In this section, we will introduce the line plot, which is very useful for visualizing trends and often used in time series.

In the sahp dataset, it would be interesting to generate a plot showing the trend of the sale price as a function of the sold date of the house.

4.7.1 Line Plots via plot()

To generate a line plot, you can use the plot() function by setting the argument type = "l". Before calling the plot() function, you need to first sort the observations (in Section 2.4) according to the variable on the x-axis, which is dt_sold in this example.

library(r02pro)
dt_sold_order <- order(sahp$dt_sold)
plot(sahp$dt_sold[dt_sold_order], 
     sahp$sale_price[dt_sold_order], 
     type = "l", 
     xlab = "Date Sold", 
     ylab = "Sale Price")

The plot() works by first getting the location of the value pairs of dt_sold and sale_price. Then, connect the points in the order of the observations.

In the line plots, we would like to introduce two additional graphical parameters we can customize in the plot() function.

Parameter Meaning Example
lty The line type “dashed”
lwd The line width 2

The line type can be either a integer from 0 to 6, or the corresponding character string in the following table.

Intgers Strings
lty = 0 “blank”
lty = 1 “solid”
lty = 2 “dashed”
lty = 3 “dotted”
lty = 4 “dotdash”
lty = 5 “longdash”
lty = 6 “twodash”

Let’s see an example with the two parameters.

plot(sahp$dt_sold[dt_sold_order], 
     sahp$sale_price[dt_sold_order], 
     type = "l", 
     xlab = "Date Sold", 
     ylab = "Sale Price", 
     lty = 2, 
     lwd = 2)

The plot() function also offers the capability to show the points and line on the same plot by changing type = "b".

plot(sahp$dt_sold[dt_sold_order],
     sahp$sale_price[dt_sold_order], 
     type = "b", 
     xlab = "Date Sold", 
     ylab = "Sale Price")

4.7.2 Line Plots via geom_line()

In addition to the plot() function, we can use the geom_line() function in the ggplot family.

library(r02pro)
library(tidyverse)
ggplot(data = sahp) + 
  geom_line(mapping = aes(x = dt_sold, y = sale_price))

The generated line plot looks essentially the same as that generated by plot(). It is worth noting that here, the points are connected not by the order of the observations, but by the variable on the x-axis, i.e. dt_sold, which avoids the need to sort the observations by the x-axis.

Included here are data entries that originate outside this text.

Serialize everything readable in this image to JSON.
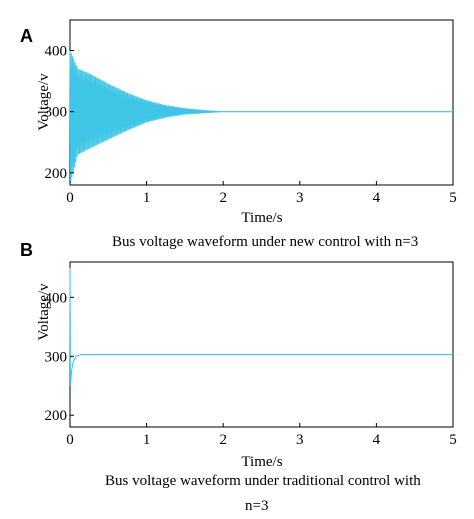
{
  "chart_data": [
    {
      "panel": "A",
      "type": "line",
      "xlabel": "Time/s",
      "ylabel": "Voltage/v",
      "caption_lines": [
        "Bus voltage waveform under new control with n=3"
      ],
      "xlim": [
        0,
        5
      ],
      "ylim": [
        180,
        450
      ],
      "xticks": [
        0,
        1,
        2,
        3,
        4,
        5
      ],
      "yticks": [
        200,
        300,
        400
      ],
      "grid": false,
      "line_color": "#3fc6e6",
      "series": [
        {
          "behavior": "decaying oscillation",
          "steady_value": 300,
          "initial_max": 400,
          "initial_min": 180,
          "settle_time": 1.8,
          "x": [
            0,
            0.1,
            0.25,
            0.5,
            0.75,
            1.0,
            1.25,
            1.5,
            1.75,
            2,
            3,
            4,
            5
          ],
          "upper_envelope": [
            400,
            370,
            362,
            345,
            330,
            318,
            310,
            305,
            302,
            300,
            300,
            300,
            300
          ],
          "lower_envelope": [
            180,
            230,
            240,
            255,
            270,
            283,
            291,
            296,
            298,
            300,
            300,
            300,
            300
          ]
        }
      ]
    },
    {
      "panel": "B",
      "type": "line",
      "xlabel": "Time/s",
      "ylabel": "Voltage/v",
      "caption_lines": [
        "Bus voltage waveform under traditional control with",
        "n=3"
      ],
      "xlim": [
        0,
        5
      ],
      "ylim": [
        180,
        460
      ],
      "xticks": [
        0,
        1,
        2,
        3,
        4,
        5
      ],
      "yticks": [
        200,
        300,
        400
      ],
      "grid": false,
      "line_color": "#3fc6e6",
      "series": [
        {
          "behavior": "step rise then flat",
          "x": [
            0,
            0.005,
            0.02,
            0.04,
            0.08,
            0.15,
            5
          ],
          "y": [
            450,
            250,
            275,
            290,
            300,
            303,
            303
          ]
        }
      ]
    }
  ]
}
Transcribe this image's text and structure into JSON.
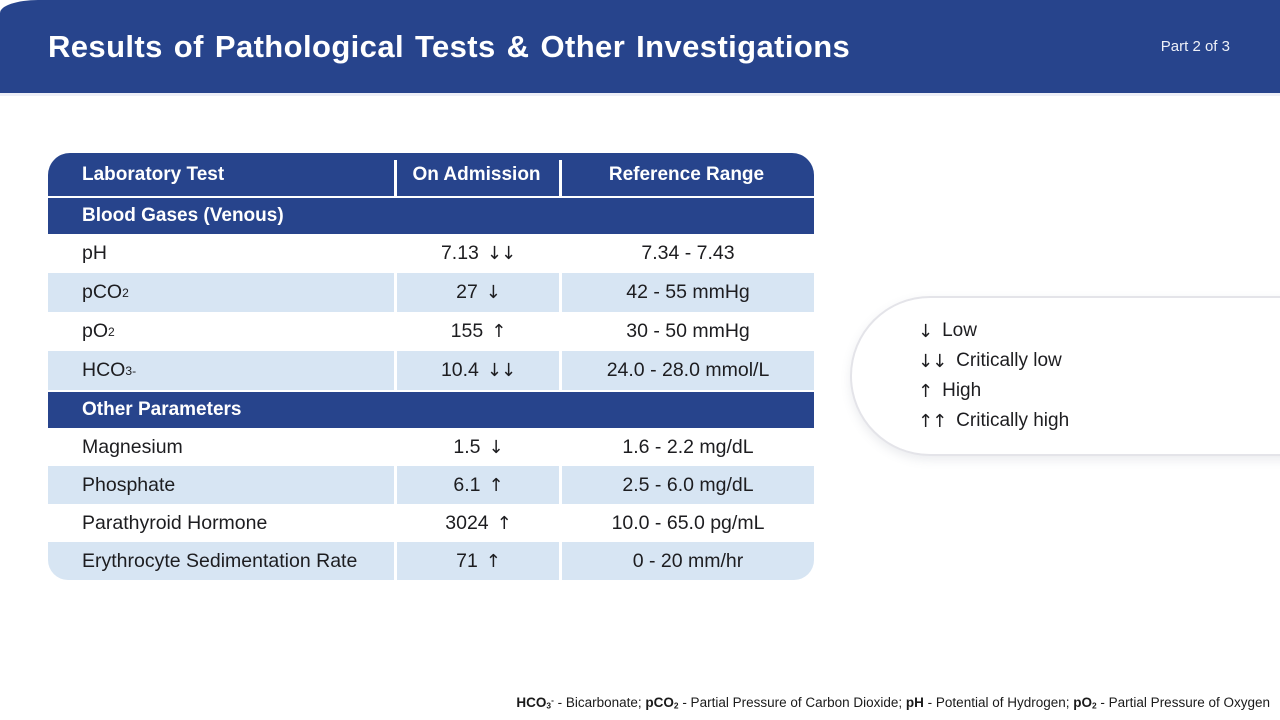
{
  "colors": {
    "banner_blue": "#27448c",
    "row_light_blue": "#d7e5f3",
    "text_dark": "#1d1d20",
    "white": "#ffffff"
  },
  "header": {
    "title": "Results of Pathological Tests & Other Investigations",
    "part_label": "Part 2 of 3"
  },
  "table": {
    "columns": [
      "Laboratory Test",
      "On Admission",
      "Reference Range"
    ],
    "sections": [
      {
        "title": "Blood Gases (Venous)",
        "rows": [
          {
            "name": "pH",
            "name_sub": "",
            "name_sup": "",
            "value": "7.13",
            "flag": "↓↓",
            "range": "7.34 - 7.43"
          },
          {
            "name": "pCO",
            "name_sub": "2",
            "name_sup": "",
            "value": "27",
            "flag": "↓",
            "range": "42 - 55 mmHg"
          },
          {
            "name": "pO",
            "name_sub": "2",
            "name_sup": "",
            "value": "155",
            "flag": "↑",
            "range": "30 - 50 mmHg"
          },
          {
            "name": "HCO",
            "name_sub": "3",
            "name_sup": "-",
            "value": "10.4",
            "flag": "↓↓",
            "range": "24.0 - 28.0 mmol/L"
          }
        ]
      },
      {
        "title": "Other Parameters",
        "rows": [
          {
            "name": "Magnesium",
            "name_sub": "",
            "name_sup": "",
            "value": "1.5",
            "flag": "↓",
            "range": "1.6 - 2.2 mg/dL"
          },
          {
            "name": "Phosphate",
            "name_sub": "",
            "name_sup": "",
            "value": "6.1",
            "flag": "↑",
            "range": "2.5 - 6.0 mg/dL"
          },
          {
            "name": "Parathyroid Hormone",
            "name_sub": "",
            "name_sup": "",
            "value": "3024",
            "flag": "↑",
            "range": "10.0 - 65.0 pg/mL"
          },
          {
            "name": "Erythrocyte Sedimentation Rate",
            "name_sub": "",
            "name_sup": "",
            "value": "71",
            "flag": "↑",
            "range": "0 - 20 mm/hr"
          }
        ]
      }
    ]
  },
  "legend": {
    "items": [
      {
        "symbol": "↓",
        "label": "Low"
      },
      {
        "symbol": "↓↓",
        "label": "Critically low"
      },
      {
        "symbol": "↑",
        "label": "High"
      },
      {
        "symbol": "↑↑",
        "label": "Critically high"
      }
    ]
  },
  "footnote": {
    "items": [
      {
        "abbr": "HCO",
        "abbr_sub": "3",
        "abbr_sup": "-",
        "text": " - Bicarbonate; "
      },
      {
        "abbr": "pCO",
        "abbr_sub": "2",
        "abbr_sup": "",
        "text": " - Partial Pressure of Carbon Dioxide; "
      },
      {
        "abbr": "pH",
        "abbr_sub": "",
        "abbr_sup": "",
        "text": " - Potential of Hydrogen; "
      },
      {
        "abbr": "pO",
        "abbr_sub": "2",
        "abbr_sup": "",
        "text": " - Partial Pressure of Oxygen"
      }
    ]
  }
}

To get a better view on how geom_line() works, let’s focus on the houses that were sold before 2007.

sahp_2006 <- sahp[format(sahp$dt_sold, "%Y") < 2007, ] #all houses sold before 2007
ggplot(data = sahp_2006) + geom_line(mapping = aes(x = dt_sold, y = sale_price))

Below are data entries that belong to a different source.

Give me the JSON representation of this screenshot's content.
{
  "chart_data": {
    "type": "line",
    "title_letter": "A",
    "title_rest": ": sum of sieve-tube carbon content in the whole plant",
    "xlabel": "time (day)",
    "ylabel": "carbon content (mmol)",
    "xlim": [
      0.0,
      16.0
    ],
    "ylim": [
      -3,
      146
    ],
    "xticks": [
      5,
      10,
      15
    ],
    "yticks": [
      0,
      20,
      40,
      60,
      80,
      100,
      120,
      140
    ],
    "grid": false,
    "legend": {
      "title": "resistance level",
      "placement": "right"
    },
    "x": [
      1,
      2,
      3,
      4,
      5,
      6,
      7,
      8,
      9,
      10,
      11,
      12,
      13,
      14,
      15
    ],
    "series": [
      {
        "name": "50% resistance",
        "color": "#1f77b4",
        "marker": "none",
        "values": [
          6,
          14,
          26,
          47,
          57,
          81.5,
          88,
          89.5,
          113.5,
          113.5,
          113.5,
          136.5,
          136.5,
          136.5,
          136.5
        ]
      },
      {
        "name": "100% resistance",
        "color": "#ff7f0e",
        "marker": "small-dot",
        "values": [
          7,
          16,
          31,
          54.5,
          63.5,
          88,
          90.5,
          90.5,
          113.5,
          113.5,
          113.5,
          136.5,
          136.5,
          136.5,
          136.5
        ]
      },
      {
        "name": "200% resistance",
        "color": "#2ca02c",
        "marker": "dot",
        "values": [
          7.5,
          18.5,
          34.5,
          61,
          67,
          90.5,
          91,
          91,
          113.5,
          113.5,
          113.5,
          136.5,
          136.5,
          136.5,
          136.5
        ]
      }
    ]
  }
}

Next, we add the scatterplot onto the plot using the global mappings.

ggplot(data = sahp_2006, 
       mapping = aes(x = dt_sold, y = sale_price)) + 
  geom_line() + 
  geom_point()

4.7.3 Aesthetics in Line Plots

As expected, we can also map variables to aesthetics in line plots.

ggplot(data = sahp) + 
  geom_line(mapping = aes(x = dt_sold, 
                          y = sale_price, 
                          color = kit_qual))

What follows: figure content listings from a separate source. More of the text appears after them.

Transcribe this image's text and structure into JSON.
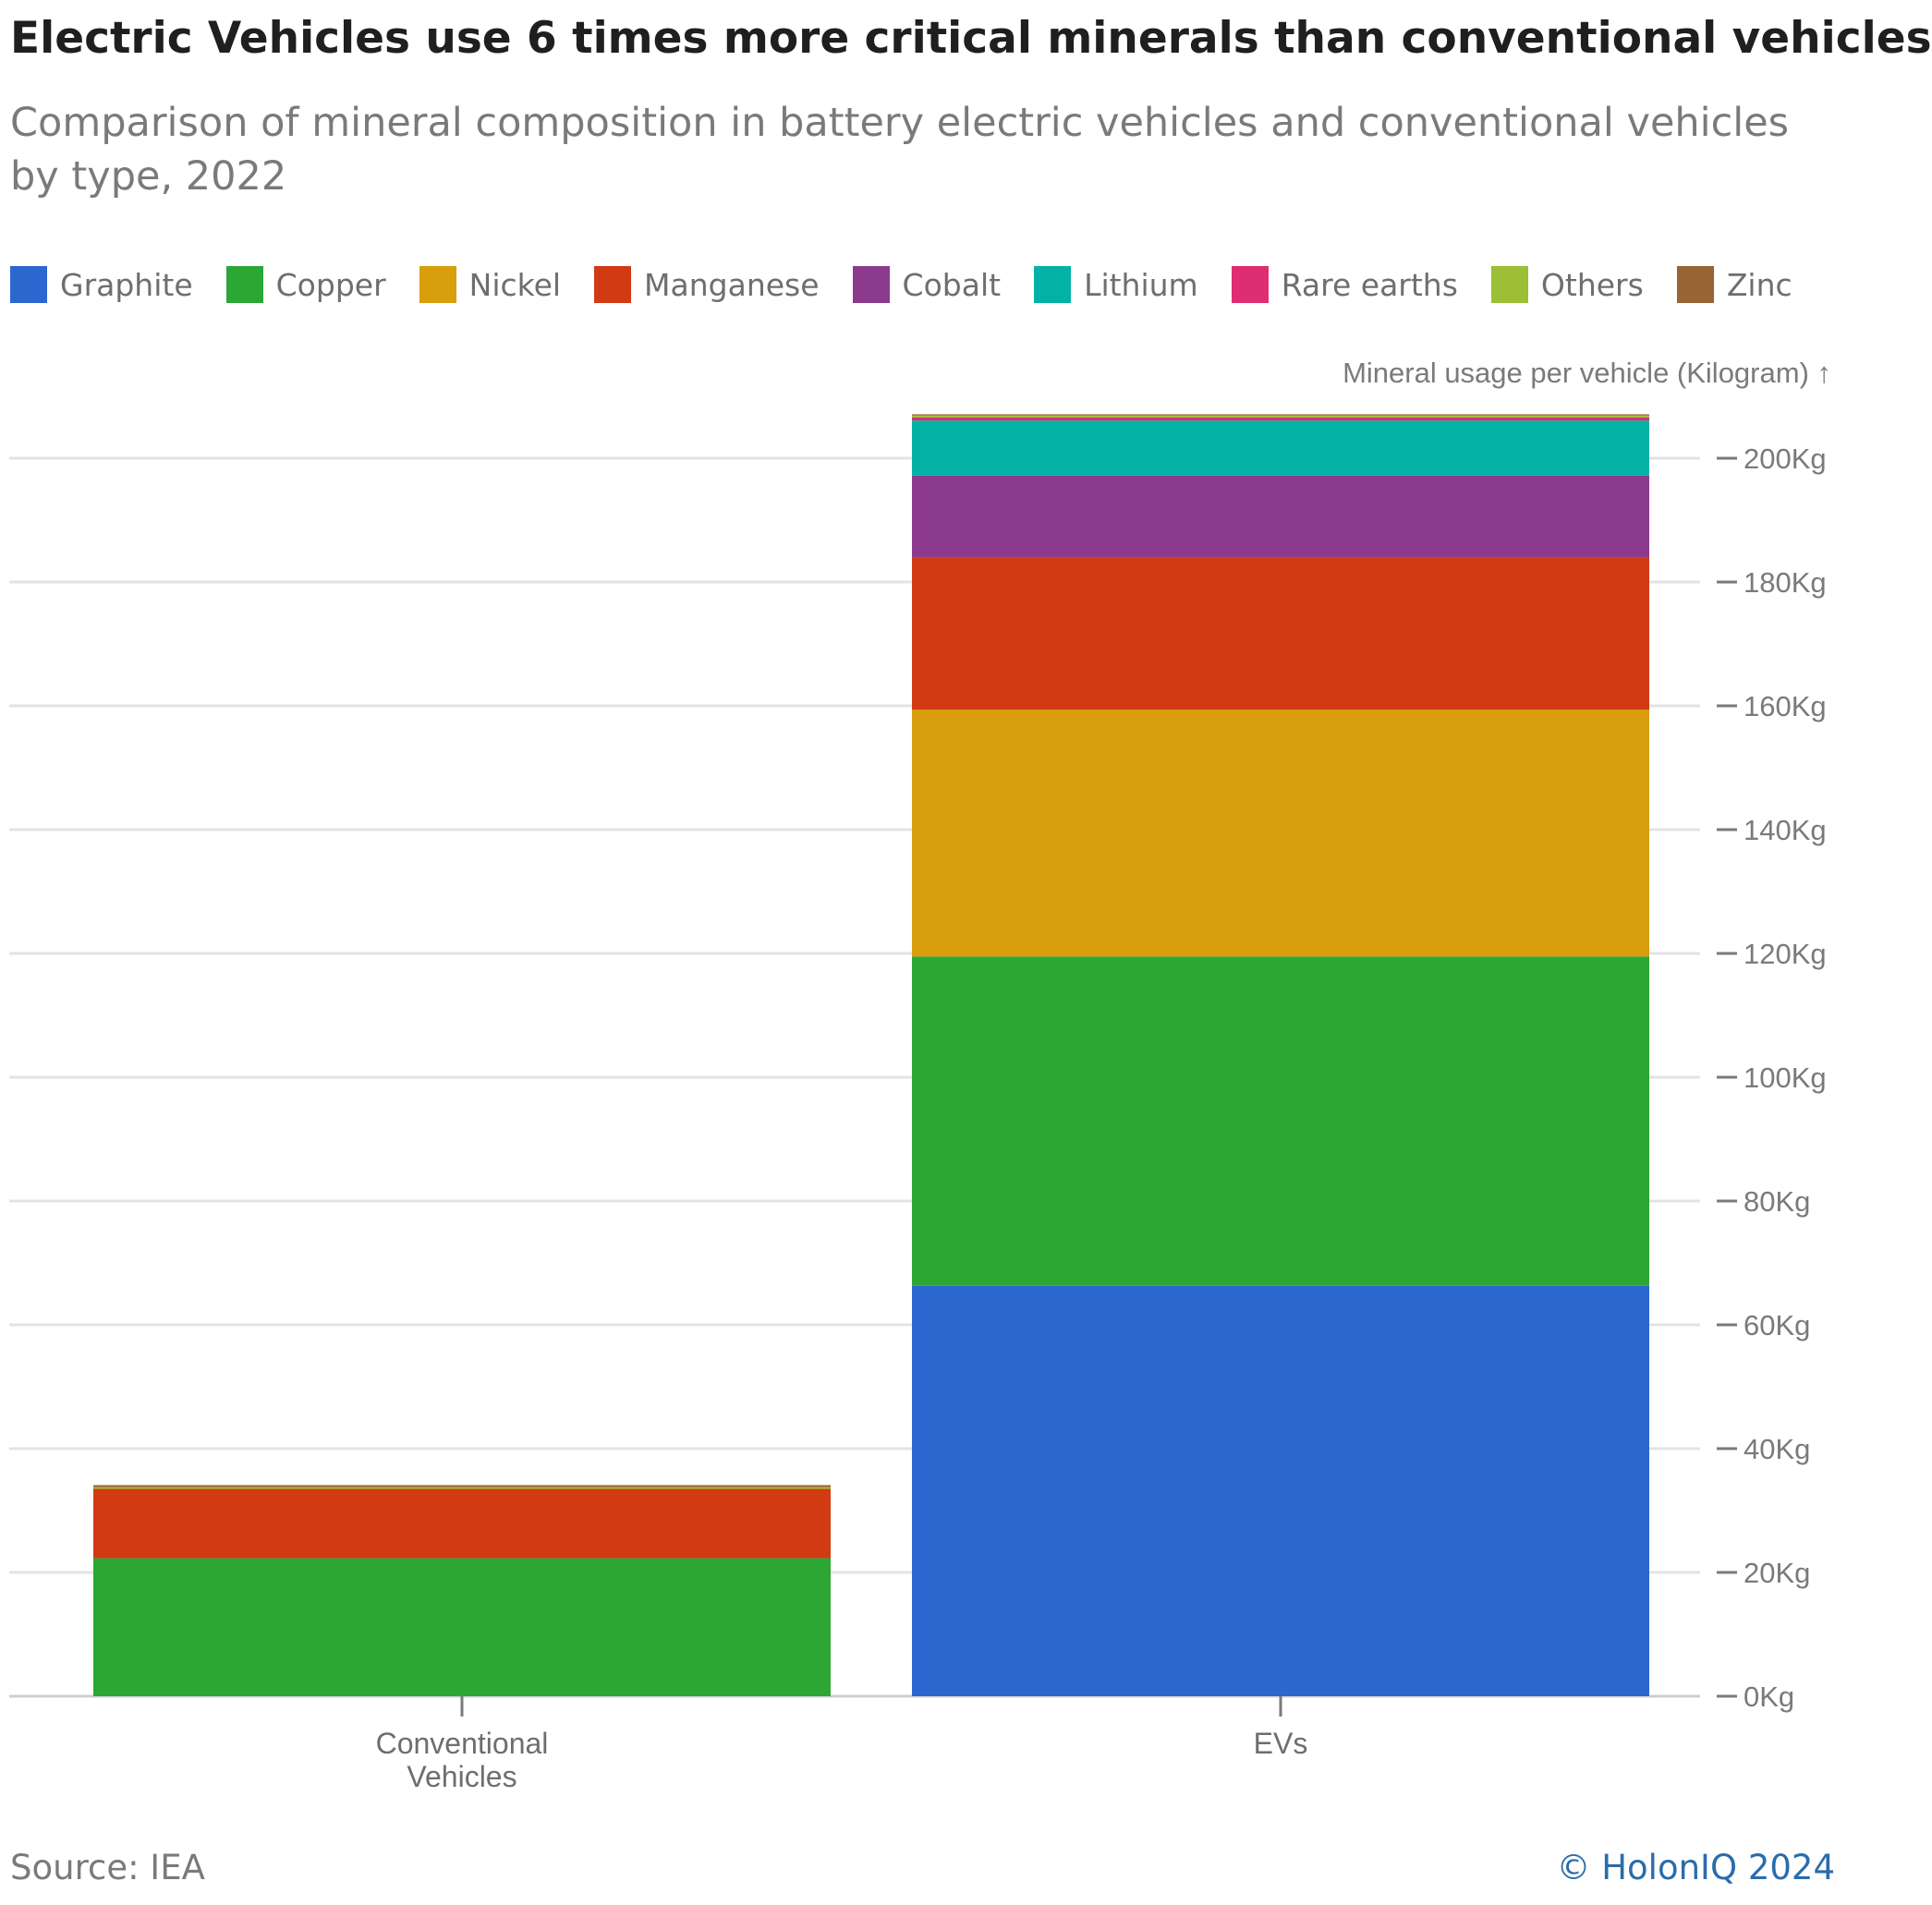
{
  "header": {
    "title": "Electric Vehicles use 6 times more critical minerals than conventional vehicles",
    "subtitle": "Comparison of mineral composition in battery electric vehicles and conventional vehicles by type, 2022"
  },
  "footer": {
    "source": "Source: IEA",
    "credit": "© HolonIQ 2024"
  },
  "chart_data": {
    "type": "bar",
    "stacked": true,
    "title": "Electric Vehicles use 6 times more critical minerals than conventional vehicles",
    "subtitle": "Comparison of mineral composition in battery electric vehicles and conventional vehicles by type, 2022",
    "categories": [
      "Conventional Vehicles",
      "EVs"
    ],
    "category_labels": [
      [
        "Conventional",
        "Vehicles"
      ],
      [
        "EVs"
      ]
    ],
    "ylabel": "Mineral usage per vehicle (Kilogram) ↑",
    "ylim": [
      0,
      207
    ],
    "yticks": [
      0,
      20,
      40,
      60,
      80,
      100,
      120,
      140,
      160,
      180,
      200
    ],
    "ytick_suffix": "Kg",
    "grid": true,
    "legend_position": "top-left",
    "series": [
      {
        "name": "Graphite",
        "color": "#2b67cf",
        "values": [
          0,
          66.3
        ]
      },
      {
        "name": "Copper",
        "color": "#2ca635",
        "values": [
          22.3,
          53.2
        ]
      },
      {
        "name": "Nickel",
        "color": "#d89e0c",
        "values": [
          0,
          39.9
        ]
      },
      {
        "name": "Manganese",
        "color": "#d13a13",
        "values": [
          11.2,
          24.5
        ]
      },
      {
        "name": "Cobalt",
        "color": "#8c3a8d",
        "values": [
          0,
          13.3
        ]
      },
      {
        "name": "Lithium",
        "color": "#03b2a5",
        "values": [
          0,
          8.9
        ]
      },
      {
        "name": "Rare earths",
        "color": "#de2d72",
        "values": [
          0,
          0.5
        ]
      },
      {
        "name": "Others",
        "color": "#9cbf35",
        "values": [
          0.3,
          0.3
        ]
      },
      {
        "name": "Zinc",
        "color": "#976531",
        "values": [
          0.3,
          0.2
        ]
      }
    ]
  }
}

Here, the observations are divided into groups according to the value of kit_qual and separate line plots are generated for each group, representing as different colors. In addition, we can also map variables to the linetype aesthetic as in the geom_smooth() function.

ggplot(data = sahp) + 
  geom_line(mapping = aes(x = dt_sold, 
                          y = sale_price, 
                          linetype = kit_qual))

In addition to mapping aesthetics, you can also set global aesthetics as before.

ggplot(data = sahp) + 
  geom_line(mapping = aes(x = dt_sold, y = sale_price ), 
            color = "blue", 
            linetype = 3)

4.7.4 Exercises

First, create a data set sahp_2006 by running the following code

sahp_2006 <- sahp[format(sahp$dt_sold, "%Y") < 2007, ] #all houses sold before 2007

Then, use sahp_2006 to answer the following questions.

  1. Using plot() to create a line plot of dt_sold (on the x-axis) and sale_price (on the y-axis) to show the trend of the sale price as a function of the sold date of the house, then give title “DS” for the x-axis and title “SP” for the y-axis and make the line to be a “twodash” line.

  2. Using the ggplot2 package to create a line plot of dt_sold (on the x-axis) and sale_price (on the y-axis) with different linetypes depending on the value of house_style.